The Russian Central Bank will keep its key rate at 7.5%, it said Friday, noting that “economic activity trends are evolving better than the Bank of Russia’s October forecast.”
The latest update comes nearly a year after the Central Bank hiked the key rate to an unprecedented 20% in a bid to tame economic chaos prompted by the invasion of Ukraine and ensuing Western sanctions.
The Bank cautioned that although consumer activity is appearing to recover, “households’ consumer behavior is still cautious.”
“If pro-inflation risks intensify, the Bank of Russia will consider the necessity of key rate increase at its upcoming meetings,” the Bank’s statement said.
According to the Bank, annual inflation will come in at 5.0-7.0% in 2023 and is expected to return to 4% in 2024.
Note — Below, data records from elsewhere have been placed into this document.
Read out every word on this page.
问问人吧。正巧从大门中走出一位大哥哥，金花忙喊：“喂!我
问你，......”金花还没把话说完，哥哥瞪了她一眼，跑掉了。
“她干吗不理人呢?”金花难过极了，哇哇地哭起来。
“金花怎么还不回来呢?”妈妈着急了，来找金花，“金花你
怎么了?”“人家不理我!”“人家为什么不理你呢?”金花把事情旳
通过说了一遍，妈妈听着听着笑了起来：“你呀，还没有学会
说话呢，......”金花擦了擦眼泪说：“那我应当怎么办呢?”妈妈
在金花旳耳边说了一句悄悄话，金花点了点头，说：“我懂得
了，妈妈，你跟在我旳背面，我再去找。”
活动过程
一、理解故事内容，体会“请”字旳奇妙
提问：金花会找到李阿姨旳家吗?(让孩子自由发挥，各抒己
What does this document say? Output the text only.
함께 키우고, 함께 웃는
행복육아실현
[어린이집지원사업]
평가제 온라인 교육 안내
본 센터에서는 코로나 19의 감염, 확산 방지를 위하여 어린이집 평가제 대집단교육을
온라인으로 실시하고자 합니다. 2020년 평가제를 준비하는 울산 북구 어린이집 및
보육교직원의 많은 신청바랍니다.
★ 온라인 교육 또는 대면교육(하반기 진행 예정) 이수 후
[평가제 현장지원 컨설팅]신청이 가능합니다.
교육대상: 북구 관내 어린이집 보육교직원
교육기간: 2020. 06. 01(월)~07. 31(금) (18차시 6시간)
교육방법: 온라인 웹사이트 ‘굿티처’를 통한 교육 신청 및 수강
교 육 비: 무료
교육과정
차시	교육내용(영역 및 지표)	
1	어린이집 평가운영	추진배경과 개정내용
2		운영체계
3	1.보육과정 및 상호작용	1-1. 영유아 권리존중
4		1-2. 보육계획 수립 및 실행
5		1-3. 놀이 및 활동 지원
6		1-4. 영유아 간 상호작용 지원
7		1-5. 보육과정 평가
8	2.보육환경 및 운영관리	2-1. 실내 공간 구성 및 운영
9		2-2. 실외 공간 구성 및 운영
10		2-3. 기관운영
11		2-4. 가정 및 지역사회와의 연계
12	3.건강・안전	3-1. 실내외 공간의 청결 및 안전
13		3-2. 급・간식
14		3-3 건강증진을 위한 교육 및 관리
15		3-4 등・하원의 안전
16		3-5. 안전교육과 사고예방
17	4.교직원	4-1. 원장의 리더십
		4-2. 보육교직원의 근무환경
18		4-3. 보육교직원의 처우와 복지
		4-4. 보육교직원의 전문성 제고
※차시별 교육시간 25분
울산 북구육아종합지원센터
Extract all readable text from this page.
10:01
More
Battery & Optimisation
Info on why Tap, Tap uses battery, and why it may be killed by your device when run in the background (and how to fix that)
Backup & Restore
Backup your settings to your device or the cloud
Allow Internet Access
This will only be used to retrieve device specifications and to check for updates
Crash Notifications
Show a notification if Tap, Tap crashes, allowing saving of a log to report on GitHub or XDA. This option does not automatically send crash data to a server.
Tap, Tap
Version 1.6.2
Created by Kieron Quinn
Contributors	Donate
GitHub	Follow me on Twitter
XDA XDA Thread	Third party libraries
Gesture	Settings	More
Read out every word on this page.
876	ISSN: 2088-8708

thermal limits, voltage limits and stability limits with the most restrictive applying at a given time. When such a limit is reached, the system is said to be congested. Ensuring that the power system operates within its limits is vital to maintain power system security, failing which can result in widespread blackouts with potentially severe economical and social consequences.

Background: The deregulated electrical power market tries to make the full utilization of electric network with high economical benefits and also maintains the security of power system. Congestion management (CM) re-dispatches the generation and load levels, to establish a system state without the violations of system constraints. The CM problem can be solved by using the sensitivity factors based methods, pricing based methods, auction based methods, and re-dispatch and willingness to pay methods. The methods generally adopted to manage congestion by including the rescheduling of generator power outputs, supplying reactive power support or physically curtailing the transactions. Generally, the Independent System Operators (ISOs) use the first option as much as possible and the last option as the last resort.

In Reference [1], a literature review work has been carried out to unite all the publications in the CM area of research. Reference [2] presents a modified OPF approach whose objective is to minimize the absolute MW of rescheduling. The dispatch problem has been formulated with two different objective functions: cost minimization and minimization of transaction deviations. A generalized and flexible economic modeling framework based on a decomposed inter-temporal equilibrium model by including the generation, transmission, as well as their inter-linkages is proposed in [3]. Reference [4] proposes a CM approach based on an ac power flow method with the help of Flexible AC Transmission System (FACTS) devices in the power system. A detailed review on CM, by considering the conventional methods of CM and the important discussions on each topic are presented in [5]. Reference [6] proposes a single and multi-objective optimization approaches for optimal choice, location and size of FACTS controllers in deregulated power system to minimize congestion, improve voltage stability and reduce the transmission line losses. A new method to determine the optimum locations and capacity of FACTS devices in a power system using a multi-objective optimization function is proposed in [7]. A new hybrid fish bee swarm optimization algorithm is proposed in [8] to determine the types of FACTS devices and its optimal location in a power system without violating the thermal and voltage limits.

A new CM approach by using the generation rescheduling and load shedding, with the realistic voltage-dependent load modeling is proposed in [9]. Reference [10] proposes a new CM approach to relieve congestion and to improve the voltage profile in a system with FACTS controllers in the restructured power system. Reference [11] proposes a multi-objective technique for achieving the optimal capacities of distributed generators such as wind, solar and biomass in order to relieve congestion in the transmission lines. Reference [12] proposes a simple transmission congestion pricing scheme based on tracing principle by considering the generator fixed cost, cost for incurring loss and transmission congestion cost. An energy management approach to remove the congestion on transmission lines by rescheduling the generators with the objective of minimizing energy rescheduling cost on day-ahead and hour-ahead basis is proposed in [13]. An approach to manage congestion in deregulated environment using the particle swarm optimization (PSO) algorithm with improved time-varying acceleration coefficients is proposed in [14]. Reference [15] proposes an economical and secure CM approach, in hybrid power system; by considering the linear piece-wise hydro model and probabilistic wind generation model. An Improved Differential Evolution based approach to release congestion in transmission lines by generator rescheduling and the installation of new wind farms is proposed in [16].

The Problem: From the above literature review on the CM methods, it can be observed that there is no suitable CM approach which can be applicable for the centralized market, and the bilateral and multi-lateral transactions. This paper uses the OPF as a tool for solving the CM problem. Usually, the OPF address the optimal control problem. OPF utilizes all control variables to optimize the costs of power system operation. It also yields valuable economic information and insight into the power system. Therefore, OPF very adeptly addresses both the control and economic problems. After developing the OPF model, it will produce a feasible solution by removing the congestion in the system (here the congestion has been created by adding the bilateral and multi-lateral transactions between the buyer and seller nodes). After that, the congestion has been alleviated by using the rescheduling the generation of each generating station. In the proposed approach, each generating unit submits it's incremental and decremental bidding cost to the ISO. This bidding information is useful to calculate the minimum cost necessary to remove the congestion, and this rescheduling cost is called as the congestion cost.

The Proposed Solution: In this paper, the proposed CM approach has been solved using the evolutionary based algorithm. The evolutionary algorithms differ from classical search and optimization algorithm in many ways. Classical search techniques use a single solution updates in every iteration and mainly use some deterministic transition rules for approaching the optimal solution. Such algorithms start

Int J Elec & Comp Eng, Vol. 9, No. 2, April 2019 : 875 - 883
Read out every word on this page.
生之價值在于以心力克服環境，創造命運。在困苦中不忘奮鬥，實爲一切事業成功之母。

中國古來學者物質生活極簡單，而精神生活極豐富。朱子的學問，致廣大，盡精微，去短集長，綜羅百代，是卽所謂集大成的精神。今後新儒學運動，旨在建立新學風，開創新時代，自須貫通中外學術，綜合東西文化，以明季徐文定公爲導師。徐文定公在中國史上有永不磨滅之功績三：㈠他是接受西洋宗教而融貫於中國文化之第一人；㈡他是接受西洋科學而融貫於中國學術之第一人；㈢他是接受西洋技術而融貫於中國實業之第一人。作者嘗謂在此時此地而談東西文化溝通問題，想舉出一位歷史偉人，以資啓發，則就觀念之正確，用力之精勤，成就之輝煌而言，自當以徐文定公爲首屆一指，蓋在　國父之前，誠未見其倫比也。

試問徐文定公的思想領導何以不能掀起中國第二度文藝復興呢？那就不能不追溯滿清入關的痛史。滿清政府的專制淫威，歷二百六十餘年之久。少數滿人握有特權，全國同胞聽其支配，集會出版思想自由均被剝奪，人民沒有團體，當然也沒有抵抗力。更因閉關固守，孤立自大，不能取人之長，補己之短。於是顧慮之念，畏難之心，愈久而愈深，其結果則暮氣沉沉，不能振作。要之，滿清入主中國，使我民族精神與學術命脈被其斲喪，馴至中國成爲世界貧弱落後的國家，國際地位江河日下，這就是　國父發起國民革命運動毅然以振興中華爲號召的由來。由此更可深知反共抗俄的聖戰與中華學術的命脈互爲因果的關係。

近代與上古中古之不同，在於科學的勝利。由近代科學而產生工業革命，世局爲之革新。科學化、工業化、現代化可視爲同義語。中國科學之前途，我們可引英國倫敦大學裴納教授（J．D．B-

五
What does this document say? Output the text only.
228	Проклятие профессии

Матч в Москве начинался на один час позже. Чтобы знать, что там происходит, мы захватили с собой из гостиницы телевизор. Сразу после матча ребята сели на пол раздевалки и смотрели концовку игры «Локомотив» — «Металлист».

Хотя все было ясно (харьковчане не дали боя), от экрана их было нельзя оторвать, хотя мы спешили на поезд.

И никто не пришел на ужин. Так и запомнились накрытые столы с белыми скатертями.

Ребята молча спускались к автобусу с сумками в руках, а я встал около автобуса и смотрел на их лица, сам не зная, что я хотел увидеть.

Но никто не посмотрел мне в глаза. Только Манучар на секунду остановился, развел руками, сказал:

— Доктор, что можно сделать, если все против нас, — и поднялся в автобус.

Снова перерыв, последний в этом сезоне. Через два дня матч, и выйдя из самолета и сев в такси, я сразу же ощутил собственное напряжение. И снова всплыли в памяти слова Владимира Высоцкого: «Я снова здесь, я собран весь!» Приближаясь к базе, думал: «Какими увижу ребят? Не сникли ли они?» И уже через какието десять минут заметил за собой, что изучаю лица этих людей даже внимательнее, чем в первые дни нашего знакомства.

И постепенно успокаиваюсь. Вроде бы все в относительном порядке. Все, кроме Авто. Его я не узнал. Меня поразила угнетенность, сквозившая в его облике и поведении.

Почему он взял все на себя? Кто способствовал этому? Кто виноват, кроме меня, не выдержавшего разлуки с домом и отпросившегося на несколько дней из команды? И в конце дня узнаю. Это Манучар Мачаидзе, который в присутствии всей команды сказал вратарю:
The Bank also said that the country was facing a growing labor shortage “in many industries” following the Defense Ministry's recent mobilization campaign that saw over 300,000 reservists called up to fight in Ukraine.
“The capacity to expand production in the Russian economy is largely limited by the labor market situation,” the Bank added.
Earlier this week, Bloomberg reported that President Vladimir Putin’s government was pressuring the bank to be “more upbeat” about the Russian economy amid the invasion of Ukraine and Western sanctions.
According to Bloomberg’s sources, Russian officials reportedly wanted the Bank to send “a clearer hint” that interest rates might come down later this year.